There is no salvation in Batman for Bruce Wayne, only pain and the never-ending quest to slay the demon that he met when he was a child, a demon that frightened him and subdued him and that he believes he has conquered by wearing its skin. It's only when Gotham's court jester speaks the truth to him; when he corrupts its white knight; when he cuts the only rope Bruce had left for himself to climb out of that hole by murdering the woman he loves, that this truth can be known. When Batman defeats the Joker, and when he kills Harvey Dent saving Jim Gordon's son and then follows Dent's fall, taking the blame on himself, he finally acquires the means to do what he had been trying to do all those year away: he buries himself in that hole.

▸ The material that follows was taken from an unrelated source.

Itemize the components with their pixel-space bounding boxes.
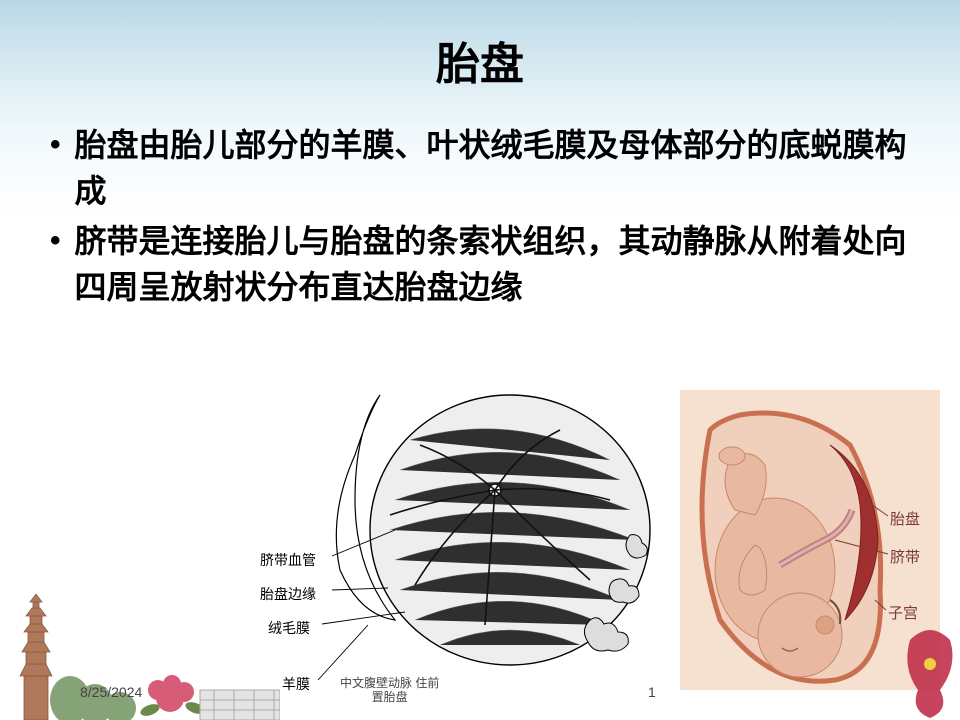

And he decays. When it becomes necessary, he lies to himself, tells himself that he hasn't, but the hole inside him has only grown, and it leads to his defeat at the hands of a younger, hungrier adversary.

When Bane imprisons Bruce Wayne in the Pit, Bruce is forced to face the truth that he never left it. One hole is as good as another, and the only time in all three films that he emerged from a hole was because his father pulled him out of it. But he has never climbed out. He has never shown himself worthy of climbing out. He is still the child, trapped, frightened, subdued. And only with this epiphany does he recall the words of his one-time savior: "Why do we fall?"

Only when he finally comes to terms with this lesson is he capable of climbing out of the Pit. And he does, stone by stone, step by step, until he has reached the point of no return. The bats emerge again, but this time they do not frighten him or subdue him. He has moved beyond them. And with them behind him, he closes his eyes and jumps.

He climbs out of the Pit, body and soul united, but in the light for the first time since he was a child. What follows - the bloody climax of the trilogy - is a mere formality. Bruce Wayne has healed himself. The hole in his heart is gone. After three films of falling, he has finally picked himself up.

This is not a trilogy about bats or clowns or superheroes or mercenaries. It is a trilogy of holes, of failing, and of how one man who has spent his life falling finds within himself the strength to rise.